2. В ПЕТРОПАВЛОВСКОЙ
КРЕПОСТИ
В моей жизни наступило затишье. Возбужденное состояние, которое было вызвано арестом, новизной положения и поддерживалось пересмотром всего прошлого, начиная с детства и кончая поступлением в тюрьму, пересмотром, вероятно, обычным у всех, кто, попадая в тюрьму, считает свою жизнь законченной, - это возбуждение, так естественное в первое время тюремного заключения, улеглось, и началась серая, однообразная жизнь, заполненная одним лишь чтением. По целым дням и неделям я молчала. Мать и сестра имели свидание со мной в две недели раз и всего на двадцать {365} минут. Таковы были правила. Две решетки на расстоянии полутора аршин одна от другой разделяли нас.
Ни разу не дали мне поцеловать руку матери. Однажды, когда мне было особенно тяжело, я очень просила смотрителя об этом: мне так хотелось приласкаться, прикоснуться губами к ее маленькой теплой ручке. Тщетно! Правила не допускали этого.
Весной я тосковала по цветам. Мне хотелось иметь хоть один цветок, один из тех луковичных, что продаются в Петербурге на улицах в маленьких горшочках. Сестра принесла в крепость гиацинт. Она просила передать его хотя бы срезанным. Но нет: в крепость передавать что бы то ни было запрещено, и смотритель оставался неумолим.
Летом свидания прекратились: мать уехала в Казанскую губернию в деревню, а сестра Ольга - на остров Эзель лечиться.

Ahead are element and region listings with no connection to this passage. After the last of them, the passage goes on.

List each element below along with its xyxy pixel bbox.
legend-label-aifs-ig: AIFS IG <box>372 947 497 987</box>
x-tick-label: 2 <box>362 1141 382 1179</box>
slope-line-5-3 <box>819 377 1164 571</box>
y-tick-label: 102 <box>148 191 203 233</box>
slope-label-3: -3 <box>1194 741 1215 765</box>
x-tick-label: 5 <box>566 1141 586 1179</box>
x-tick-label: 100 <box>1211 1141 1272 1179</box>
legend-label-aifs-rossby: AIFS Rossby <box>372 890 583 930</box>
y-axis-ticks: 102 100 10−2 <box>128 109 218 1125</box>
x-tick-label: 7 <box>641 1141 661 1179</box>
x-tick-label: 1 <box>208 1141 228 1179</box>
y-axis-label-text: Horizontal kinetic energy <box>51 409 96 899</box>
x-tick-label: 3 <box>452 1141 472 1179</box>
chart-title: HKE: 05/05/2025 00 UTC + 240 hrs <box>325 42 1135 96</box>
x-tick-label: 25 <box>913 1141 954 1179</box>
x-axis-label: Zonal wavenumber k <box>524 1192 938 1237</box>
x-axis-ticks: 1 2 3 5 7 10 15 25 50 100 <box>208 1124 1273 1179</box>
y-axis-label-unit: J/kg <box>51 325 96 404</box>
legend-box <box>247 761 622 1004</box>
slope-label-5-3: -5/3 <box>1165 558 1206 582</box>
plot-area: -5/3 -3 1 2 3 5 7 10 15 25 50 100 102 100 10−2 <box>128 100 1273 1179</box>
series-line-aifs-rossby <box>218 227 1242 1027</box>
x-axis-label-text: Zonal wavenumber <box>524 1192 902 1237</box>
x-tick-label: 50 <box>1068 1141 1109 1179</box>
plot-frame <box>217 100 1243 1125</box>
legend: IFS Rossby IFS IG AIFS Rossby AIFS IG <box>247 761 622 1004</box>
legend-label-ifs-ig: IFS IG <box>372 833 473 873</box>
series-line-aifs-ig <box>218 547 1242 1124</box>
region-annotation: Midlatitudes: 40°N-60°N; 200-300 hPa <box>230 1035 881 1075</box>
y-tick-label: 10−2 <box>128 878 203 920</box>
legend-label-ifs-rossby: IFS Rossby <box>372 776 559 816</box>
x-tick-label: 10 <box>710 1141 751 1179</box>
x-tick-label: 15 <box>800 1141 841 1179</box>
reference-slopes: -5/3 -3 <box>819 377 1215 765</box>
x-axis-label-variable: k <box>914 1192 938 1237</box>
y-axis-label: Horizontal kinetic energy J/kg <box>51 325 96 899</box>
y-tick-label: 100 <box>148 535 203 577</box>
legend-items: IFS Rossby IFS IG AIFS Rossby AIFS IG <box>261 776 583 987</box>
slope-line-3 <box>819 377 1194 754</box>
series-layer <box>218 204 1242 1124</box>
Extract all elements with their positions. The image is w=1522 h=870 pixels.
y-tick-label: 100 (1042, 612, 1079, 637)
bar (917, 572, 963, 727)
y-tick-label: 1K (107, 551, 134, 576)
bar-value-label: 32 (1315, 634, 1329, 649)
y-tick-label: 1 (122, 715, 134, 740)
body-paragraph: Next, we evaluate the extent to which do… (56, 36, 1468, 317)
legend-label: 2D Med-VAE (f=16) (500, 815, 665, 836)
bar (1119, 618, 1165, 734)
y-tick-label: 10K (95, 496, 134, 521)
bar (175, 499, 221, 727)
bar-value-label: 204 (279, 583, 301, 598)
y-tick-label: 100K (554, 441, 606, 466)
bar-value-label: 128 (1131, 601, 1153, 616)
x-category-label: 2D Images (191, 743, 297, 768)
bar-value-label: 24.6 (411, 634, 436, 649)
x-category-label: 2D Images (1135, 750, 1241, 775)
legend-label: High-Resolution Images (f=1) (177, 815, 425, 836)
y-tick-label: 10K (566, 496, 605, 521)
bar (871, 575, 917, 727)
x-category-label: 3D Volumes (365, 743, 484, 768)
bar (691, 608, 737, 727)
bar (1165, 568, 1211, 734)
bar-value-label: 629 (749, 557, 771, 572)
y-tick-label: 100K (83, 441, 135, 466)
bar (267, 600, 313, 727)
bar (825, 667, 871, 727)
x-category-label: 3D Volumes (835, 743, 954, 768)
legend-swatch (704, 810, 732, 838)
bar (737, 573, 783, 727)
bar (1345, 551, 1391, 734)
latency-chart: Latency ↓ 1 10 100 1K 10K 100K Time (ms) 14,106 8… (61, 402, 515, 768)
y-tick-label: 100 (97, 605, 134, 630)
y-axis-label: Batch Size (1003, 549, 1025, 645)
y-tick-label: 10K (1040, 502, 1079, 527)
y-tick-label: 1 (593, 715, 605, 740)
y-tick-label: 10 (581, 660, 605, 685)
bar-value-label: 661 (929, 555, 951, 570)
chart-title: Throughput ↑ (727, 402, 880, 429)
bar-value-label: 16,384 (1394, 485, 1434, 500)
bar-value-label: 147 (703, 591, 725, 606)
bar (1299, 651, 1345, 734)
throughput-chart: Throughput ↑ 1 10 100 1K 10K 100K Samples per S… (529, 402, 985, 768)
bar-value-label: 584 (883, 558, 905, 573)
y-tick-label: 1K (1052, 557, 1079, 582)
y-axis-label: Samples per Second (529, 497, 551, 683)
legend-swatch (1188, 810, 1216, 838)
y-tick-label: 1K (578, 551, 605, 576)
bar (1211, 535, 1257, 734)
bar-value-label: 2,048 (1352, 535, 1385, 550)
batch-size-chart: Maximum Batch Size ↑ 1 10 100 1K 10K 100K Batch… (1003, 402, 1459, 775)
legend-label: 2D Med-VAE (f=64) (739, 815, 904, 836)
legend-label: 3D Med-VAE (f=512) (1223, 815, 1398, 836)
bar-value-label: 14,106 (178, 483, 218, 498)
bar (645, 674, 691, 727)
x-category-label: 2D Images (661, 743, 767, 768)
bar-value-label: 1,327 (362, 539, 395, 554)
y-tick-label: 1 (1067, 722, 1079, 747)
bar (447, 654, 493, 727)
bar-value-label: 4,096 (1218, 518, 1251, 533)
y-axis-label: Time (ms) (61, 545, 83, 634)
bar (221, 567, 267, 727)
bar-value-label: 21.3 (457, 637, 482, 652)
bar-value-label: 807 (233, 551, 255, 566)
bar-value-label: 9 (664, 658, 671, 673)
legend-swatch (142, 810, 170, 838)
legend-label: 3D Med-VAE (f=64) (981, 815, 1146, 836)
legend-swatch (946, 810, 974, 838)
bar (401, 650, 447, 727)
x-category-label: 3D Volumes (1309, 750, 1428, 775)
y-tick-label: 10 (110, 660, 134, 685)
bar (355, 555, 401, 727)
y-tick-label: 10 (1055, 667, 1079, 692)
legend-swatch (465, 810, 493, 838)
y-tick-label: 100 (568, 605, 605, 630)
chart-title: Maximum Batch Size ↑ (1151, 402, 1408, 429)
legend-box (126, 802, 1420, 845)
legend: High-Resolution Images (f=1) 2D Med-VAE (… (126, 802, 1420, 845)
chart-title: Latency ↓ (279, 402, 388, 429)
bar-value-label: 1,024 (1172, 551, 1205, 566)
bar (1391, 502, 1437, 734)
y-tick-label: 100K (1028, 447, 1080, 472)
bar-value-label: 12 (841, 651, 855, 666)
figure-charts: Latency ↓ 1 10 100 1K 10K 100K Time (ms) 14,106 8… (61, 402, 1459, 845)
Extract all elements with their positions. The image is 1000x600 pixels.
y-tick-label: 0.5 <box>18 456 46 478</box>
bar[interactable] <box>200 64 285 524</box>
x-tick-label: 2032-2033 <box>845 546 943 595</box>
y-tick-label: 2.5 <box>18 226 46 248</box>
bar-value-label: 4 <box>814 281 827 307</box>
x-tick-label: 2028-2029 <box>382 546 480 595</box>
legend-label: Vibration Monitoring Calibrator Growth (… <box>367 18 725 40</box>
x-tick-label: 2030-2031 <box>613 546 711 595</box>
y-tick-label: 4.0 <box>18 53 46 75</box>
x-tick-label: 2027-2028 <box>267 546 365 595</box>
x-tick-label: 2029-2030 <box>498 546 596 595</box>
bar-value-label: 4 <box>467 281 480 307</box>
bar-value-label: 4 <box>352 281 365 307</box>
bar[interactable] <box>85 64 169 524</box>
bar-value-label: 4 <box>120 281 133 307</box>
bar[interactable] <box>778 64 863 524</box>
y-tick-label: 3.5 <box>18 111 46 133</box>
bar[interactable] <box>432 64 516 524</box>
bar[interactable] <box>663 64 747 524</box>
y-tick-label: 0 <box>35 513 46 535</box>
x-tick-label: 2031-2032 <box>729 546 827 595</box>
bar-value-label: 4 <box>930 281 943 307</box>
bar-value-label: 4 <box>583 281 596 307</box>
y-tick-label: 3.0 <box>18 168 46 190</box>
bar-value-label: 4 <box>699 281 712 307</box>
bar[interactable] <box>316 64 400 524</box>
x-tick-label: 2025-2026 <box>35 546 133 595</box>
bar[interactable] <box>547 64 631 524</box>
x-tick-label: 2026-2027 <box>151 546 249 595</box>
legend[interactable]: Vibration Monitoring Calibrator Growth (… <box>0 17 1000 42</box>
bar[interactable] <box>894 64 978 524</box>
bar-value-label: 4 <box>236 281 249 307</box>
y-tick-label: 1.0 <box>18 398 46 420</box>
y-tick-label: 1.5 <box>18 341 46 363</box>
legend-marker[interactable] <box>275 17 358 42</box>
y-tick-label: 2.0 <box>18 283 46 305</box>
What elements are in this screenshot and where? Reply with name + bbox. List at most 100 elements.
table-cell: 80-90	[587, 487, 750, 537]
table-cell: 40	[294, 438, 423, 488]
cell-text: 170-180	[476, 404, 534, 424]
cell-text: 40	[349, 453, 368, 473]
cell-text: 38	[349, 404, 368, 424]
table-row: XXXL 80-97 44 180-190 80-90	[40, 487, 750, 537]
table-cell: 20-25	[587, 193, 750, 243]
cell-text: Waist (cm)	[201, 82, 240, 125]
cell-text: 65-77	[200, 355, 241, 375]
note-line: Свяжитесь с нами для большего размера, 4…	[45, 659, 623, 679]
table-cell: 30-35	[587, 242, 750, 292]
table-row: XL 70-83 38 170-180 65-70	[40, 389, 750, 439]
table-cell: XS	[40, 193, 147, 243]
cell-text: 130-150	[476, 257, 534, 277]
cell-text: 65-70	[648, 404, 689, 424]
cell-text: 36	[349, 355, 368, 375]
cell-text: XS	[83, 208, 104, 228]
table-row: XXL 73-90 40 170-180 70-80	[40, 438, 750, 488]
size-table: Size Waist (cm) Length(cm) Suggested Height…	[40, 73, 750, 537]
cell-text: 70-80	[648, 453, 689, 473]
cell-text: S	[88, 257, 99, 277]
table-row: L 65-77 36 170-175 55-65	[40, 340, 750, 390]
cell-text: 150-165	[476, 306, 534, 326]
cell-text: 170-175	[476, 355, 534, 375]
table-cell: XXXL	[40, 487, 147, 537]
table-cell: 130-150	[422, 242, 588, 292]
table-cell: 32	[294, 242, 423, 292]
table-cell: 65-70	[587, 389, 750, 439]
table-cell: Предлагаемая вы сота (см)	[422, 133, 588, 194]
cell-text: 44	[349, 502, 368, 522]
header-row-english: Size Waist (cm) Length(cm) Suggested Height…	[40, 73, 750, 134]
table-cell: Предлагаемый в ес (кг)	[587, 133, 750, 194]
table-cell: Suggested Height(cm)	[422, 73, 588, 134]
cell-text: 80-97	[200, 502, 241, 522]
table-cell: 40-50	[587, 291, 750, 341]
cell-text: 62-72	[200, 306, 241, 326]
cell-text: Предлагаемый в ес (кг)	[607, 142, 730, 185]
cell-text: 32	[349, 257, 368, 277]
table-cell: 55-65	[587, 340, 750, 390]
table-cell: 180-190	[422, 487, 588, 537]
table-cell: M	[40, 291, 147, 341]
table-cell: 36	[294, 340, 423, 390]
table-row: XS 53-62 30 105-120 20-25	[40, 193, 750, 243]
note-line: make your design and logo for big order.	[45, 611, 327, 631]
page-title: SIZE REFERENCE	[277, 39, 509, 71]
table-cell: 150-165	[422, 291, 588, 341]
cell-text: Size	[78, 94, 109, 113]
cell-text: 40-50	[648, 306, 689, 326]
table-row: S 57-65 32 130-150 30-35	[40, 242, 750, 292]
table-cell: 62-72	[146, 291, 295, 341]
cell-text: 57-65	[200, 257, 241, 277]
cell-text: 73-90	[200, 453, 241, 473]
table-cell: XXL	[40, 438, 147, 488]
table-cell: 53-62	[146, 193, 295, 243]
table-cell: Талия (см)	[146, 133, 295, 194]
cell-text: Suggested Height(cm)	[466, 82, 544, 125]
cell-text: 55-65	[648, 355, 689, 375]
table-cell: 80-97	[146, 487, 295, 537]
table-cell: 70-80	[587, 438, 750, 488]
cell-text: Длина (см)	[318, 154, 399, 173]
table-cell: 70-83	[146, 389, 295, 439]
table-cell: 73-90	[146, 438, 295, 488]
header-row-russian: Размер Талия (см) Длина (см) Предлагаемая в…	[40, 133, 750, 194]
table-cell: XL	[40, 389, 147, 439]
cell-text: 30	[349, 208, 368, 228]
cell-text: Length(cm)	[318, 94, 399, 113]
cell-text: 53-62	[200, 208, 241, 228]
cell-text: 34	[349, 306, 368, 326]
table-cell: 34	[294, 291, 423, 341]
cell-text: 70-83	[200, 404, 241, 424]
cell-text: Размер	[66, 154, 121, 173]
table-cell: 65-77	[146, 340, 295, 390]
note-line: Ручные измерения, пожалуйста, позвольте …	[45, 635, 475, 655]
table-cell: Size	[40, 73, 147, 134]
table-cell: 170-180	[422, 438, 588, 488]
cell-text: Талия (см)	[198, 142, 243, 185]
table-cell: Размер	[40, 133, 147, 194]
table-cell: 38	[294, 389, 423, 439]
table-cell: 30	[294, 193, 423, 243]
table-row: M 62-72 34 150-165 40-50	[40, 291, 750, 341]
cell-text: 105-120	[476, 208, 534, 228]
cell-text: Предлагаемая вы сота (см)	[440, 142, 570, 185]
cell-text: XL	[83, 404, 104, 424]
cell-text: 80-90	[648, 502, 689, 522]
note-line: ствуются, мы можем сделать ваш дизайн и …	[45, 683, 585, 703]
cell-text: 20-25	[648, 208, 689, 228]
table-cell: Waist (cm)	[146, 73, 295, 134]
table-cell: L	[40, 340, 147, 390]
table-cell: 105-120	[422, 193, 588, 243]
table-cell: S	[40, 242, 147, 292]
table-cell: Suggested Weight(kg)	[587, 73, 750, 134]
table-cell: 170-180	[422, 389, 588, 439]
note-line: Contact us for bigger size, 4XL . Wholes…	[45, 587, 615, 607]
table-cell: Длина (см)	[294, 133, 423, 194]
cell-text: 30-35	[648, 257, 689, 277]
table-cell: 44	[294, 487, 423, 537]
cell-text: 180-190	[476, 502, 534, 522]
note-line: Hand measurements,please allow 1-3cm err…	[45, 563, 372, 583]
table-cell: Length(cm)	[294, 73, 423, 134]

Молчание, вечное молчание. Петрашевец Ахшарумов97, как много поздней я читала в его воспоминаниях, находясь в крепости в подобном положении, старался сохранить деятельность голосовых связок, читая вслух. Я не применяла этого способа, не додумалась до него. От бездействия голосовые связки слабели, атрофировались; голос ломался, исчезал; из грудного контральто он становился тонким, звонким, вибрирующим, как после тяжелой болезни; слова плохо срывались с языка, оставляя перерывы. Наряду с этим физическим расстройством органа речи изменялась психика. Являлось настроение молчать. Кроме вынужденной необходимости - пропадал внутренний импульс - уже хотелось молчать, и, когда нужно было развязать язык, сказать что-нибудь, требовалось усилие воли, преодоление.